Garner, D.K.: Dark Holler (Mösenbichler-Bryant)

简介

Dark Holler draws on American roots music recordings, carrying the listener on a journey across the U.S. South. The piece incorporates a number of styles, including fiddle tunes, African American fife and drum music from the Mississippi delta, Appalachian ballad singing, and banjo songs. Garner weaves these musical references with his own musical language, placing the source material in new contexts in each movement. “Traveler” depicts the loss of innocence through a fiddle tune recorded in New Mexico in 1952. In “Wandering Boy,” the cello sings a ballad- based on a recording of the same name by Kentuckian Roscoe Holcombe- that reflects on the first movement. “Devil’s Dream” uses a fiddle recording by Virginia musician Hobart Smith to present a turbulent musical narrative that culminates in a triumphant version of Smith’s fiddle tune, which has been developed over the course of the movement.
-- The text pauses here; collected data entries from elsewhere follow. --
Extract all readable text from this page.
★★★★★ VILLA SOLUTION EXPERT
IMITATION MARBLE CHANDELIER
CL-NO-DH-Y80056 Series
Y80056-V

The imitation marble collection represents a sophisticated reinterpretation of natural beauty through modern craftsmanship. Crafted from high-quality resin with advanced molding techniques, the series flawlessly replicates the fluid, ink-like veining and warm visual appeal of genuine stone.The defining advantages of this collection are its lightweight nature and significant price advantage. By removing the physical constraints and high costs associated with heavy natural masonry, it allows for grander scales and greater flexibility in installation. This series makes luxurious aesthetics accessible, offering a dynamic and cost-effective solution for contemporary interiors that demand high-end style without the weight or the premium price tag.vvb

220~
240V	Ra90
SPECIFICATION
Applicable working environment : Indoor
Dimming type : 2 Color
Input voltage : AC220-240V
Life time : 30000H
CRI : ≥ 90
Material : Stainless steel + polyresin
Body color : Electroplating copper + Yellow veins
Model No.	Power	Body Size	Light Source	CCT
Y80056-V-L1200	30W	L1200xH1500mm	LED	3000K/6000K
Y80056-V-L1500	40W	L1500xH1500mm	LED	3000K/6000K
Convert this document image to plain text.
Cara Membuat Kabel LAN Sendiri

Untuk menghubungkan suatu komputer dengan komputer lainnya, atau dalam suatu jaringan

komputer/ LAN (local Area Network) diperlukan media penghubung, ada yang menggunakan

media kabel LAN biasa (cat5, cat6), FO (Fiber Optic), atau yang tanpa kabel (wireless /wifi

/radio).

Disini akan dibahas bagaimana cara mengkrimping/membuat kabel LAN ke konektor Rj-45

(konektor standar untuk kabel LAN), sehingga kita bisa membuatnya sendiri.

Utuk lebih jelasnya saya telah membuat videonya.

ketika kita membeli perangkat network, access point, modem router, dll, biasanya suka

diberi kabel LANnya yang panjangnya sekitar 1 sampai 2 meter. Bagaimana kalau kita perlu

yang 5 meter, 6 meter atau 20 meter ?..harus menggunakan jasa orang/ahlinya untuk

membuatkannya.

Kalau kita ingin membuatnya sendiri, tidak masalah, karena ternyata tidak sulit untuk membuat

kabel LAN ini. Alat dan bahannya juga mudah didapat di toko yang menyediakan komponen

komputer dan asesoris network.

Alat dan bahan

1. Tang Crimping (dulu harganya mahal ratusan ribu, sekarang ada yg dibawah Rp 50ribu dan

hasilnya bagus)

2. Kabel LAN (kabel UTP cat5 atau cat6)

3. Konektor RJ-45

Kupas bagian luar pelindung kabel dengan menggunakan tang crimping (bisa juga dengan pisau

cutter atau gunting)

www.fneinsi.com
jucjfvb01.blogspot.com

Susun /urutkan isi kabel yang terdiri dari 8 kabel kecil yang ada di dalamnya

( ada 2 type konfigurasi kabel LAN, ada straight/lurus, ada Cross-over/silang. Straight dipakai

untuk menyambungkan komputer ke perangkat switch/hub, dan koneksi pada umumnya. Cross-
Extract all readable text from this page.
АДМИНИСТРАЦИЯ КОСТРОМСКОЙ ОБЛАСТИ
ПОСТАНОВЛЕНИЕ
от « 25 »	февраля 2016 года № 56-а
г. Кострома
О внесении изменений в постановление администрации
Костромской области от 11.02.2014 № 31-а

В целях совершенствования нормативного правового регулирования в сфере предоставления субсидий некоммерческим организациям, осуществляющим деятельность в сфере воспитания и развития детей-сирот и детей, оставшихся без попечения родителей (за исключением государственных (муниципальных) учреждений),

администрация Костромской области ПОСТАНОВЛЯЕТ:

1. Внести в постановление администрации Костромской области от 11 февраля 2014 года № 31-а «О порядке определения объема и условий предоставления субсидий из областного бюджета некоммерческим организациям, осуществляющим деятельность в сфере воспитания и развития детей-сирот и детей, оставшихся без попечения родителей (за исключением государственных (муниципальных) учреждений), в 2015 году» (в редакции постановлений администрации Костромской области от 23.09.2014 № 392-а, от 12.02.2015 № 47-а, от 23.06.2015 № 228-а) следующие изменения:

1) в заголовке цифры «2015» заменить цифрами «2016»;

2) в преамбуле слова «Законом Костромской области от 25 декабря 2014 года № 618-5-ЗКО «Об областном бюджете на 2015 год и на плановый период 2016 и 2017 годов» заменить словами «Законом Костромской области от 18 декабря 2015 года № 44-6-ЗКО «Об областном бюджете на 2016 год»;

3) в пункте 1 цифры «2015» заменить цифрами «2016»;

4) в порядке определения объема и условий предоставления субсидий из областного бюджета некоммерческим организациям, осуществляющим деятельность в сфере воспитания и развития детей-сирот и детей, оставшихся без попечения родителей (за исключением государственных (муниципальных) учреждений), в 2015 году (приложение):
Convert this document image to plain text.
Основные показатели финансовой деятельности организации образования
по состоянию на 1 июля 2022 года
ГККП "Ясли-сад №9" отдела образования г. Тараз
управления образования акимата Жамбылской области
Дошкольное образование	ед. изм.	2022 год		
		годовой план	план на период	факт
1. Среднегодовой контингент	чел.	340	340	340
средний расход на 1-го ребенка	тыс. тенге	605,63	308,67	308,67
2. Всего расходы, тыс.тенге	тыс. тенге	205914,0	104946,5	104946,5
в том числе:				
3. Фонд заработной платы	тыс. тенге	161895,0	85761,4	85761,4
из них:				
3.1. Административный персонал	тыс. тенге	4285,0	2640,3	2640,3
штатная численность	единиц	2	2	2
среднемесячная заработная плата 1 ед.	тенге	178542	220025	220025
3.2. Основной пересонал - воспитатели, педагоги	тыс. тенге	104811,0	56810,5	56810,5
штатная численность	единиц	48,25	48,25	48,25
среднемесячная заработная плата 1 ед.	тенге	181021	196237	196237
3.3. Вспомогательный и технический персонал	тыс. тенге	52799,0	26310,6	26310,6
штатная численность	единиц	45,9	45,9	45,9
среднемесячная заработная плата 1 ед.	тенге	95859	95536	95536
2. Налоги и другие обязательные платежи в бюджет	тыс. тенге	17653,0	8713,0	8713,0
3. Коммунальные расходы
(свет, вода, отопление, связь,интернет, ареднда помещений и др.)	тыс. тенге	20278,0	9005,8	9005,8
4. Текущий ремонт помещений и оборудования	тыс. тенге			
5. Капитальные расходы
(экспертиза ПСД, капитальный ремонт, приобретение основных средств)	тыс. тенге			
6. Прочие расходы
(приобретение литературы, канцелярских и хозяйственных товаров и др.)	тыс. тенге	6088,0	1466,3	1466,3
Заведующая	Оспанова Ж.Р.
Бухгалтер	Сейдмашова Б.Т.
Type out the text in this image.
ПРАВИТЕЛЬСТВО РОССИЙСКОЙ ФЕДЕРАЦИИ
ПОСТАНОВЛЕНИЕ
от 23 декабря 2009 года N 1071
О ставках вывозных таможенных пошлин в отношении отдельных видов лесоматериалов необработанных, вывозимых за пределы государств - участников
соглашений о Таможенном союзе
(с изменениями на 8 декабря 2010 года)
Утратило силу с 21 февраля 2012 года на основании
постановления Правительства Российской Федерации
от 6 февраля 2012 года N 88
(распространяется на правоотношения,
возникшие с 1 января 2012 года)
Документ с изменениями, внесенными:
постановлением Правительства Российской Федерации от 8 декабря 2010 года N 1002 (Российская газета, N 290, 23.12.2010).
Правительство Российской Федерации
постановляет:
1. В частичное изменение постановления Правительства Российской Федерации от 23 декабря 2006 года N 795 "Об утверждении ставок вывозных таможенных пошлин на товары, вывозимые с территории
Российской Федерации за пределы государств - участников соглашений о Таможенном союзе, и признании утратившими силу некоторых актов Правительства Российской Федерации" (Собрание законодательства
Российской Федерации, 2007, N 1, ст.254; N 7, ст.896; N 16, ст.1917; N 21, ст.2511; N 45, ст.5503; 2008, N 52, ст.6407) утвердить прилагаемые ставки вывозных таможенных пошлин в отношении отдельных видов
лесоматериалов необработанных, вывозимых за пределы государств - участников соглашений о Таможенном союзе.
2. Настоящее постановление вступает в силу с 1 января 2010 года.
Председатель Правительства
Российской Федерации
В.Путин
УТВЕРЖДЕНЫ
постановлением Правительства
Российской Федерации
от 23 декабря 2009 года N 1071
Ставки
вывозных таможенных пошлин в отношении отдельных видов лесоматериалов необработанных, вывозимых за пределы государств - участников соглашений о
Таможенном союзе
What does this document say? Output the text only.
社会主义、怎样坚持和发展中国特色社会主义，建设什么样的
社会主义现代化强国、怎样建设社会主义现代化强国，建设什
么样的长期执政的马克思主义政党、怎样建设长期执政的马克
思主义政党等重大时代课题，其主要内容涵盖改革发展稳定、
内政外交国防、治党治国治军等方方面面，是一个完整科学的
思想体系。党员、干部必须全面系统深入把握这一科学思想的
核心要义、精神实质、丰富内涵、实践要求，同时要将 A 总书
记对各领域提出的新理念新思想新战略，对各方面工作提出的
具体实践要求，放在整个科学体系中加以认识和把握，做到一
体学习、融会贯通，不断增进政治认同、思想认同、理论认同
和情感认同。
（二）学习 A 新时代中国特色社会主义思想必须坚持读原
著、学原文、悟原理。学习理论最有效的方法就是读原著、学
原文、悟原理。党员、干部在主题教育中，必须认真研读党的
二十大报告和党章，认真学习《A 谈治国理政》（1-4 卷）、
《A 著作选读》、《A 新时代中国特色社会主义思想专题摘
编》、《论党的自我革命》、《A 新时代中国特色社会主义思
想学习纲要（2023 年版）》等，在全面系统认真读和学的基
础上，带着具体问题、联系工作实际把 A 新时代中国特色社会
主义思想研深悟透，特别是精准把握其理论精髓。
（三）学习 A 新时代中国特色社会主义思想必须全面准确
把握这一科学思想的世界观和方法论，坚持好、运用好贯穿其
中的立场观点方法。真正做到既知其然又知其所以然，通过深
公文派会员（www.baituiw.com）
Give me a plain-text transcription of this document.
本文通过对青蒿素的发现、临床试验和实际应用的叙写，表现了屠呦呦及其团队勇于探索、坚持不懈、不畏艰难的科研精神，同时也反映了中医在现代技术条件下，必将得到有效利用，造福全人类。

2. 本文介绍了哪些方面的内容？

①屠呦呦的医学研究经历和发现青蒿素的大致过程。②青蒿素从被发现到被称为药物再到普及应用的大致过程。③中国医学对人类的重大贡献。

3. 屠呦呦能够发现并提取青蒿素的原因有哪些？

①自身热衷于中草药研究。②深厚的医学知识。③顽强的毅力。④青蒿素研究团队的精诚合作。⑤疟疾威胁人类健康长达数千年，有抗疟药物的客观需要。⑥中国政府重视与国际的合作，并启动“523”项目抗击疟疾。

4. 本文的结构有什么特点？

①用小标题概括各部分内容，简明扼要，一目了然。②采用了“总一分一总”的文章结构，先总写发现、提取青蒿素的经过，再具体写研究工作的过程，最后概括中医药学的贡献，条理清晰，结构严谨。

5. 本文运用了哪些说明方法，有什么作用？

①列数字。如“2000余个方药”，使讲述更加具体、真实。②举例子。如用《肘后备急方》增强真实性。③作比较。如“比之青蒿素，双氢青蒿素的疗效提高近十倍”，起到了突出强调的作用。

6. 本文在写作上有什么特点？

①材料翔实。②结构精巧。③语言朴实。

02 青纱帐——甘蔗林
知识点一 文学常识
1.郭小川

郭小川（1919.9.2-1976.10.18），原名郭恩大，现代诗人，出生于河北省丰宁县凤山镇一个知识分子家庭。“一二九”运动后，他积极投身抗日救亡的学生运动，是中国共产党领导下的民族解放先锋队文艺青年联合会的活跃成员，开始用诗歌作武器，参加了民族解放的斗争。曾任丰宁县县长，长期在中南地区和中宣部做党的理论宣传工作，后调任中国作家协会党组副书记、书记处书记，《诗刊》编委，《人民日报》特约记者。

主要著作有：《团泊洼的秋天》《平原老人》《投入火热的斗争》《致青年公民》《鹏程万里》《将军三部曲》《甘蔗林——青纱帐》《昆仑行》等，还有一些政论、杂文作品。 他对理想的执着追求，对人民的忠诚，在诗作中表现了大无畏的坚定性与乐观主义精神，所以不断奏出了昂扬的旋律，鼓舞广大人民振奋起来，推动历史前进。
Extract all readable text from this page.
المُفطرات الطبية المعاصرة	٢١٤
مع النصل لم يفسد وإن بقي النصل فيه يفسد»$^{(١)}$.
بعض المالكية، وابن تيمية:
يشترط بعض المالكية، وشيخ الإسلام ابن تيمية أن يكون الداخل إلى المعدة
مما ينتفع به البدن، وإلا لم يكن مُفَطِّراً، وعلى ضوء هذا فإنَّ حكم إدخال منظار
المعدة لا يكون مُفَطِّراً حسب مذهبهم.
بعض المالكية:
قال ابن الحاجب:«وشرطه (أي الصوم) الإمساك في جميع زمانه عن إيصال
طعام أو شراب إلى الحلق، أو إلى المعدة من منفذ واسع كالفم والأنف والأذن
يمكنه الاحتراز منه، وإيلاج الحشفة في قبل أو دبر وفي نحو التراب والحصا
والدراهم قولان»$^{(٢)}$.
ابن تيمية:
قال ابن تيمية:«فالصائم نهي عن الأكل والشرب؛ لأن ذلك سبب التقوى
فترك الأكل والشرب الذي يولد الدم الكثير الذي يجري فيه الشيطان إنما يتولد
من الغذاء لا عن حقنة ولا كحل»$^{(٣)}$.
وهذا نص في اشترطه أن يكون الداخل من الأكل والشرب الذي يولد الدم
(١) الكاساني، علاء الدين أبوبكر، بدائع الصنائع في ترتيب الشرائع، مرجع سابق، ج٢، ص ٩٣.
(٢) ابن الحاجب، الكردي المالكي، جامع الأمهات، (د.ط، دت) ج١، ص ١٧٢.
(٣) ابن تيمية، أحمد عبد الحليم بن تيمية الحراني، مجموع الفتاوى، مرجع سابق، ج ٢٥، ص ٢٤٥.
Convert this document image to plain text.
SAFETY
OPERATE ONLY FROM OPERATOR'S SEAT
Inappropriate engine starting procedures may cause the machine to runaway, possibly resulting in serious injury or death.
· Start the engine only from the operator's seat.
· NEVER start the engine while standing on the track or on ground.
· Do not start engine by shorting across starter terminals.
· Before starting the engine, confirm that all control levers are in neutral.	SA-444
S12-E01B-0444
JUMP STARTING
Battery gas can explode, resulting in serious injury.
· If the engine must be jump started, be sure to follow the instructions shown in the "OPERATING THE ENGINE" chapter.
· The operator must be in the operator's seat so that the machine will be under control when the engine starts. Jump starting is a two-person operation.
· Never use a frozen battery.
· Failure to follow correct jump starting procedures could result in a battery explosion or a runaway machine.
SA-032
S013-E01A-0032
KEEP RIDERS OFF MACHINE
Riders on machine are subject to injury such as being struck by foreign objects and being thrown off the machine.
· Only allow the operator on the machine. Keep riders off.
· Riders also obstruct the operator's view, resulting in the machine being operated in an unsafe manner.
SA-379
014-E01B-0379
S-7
The “Interlude” provides a brief moment of rest and reflection, while foreshadowing material in the next movement. “New Railroad” is the most capricious movement, juggling musical elements from recordings of African American banjo and fife-and-drum traditions from Mississippi. Finally, the piece culminates in an expansive presentation of the song “Dark Holler” as preserved on a recording of North Carolina balladeer Clarence Ashley. Echoes of earlier narratives are recalled in the final, weary ritardando played by double bass and bass drum. David Kirkland Garner writes music, plays banjo, studies fiddle, listens to jazz, hears everything, but suspects he knows nothing. Encompassing chamber, large ensemble, electroacoustic, and vocal works, his music reconfigures past sounds- from Bach to minimalism to bluegrass- into new sonic shapes and directions. He seeks to make time and history audible, particularly through an exploration of archival recordings documenting the musical traditions of the US South.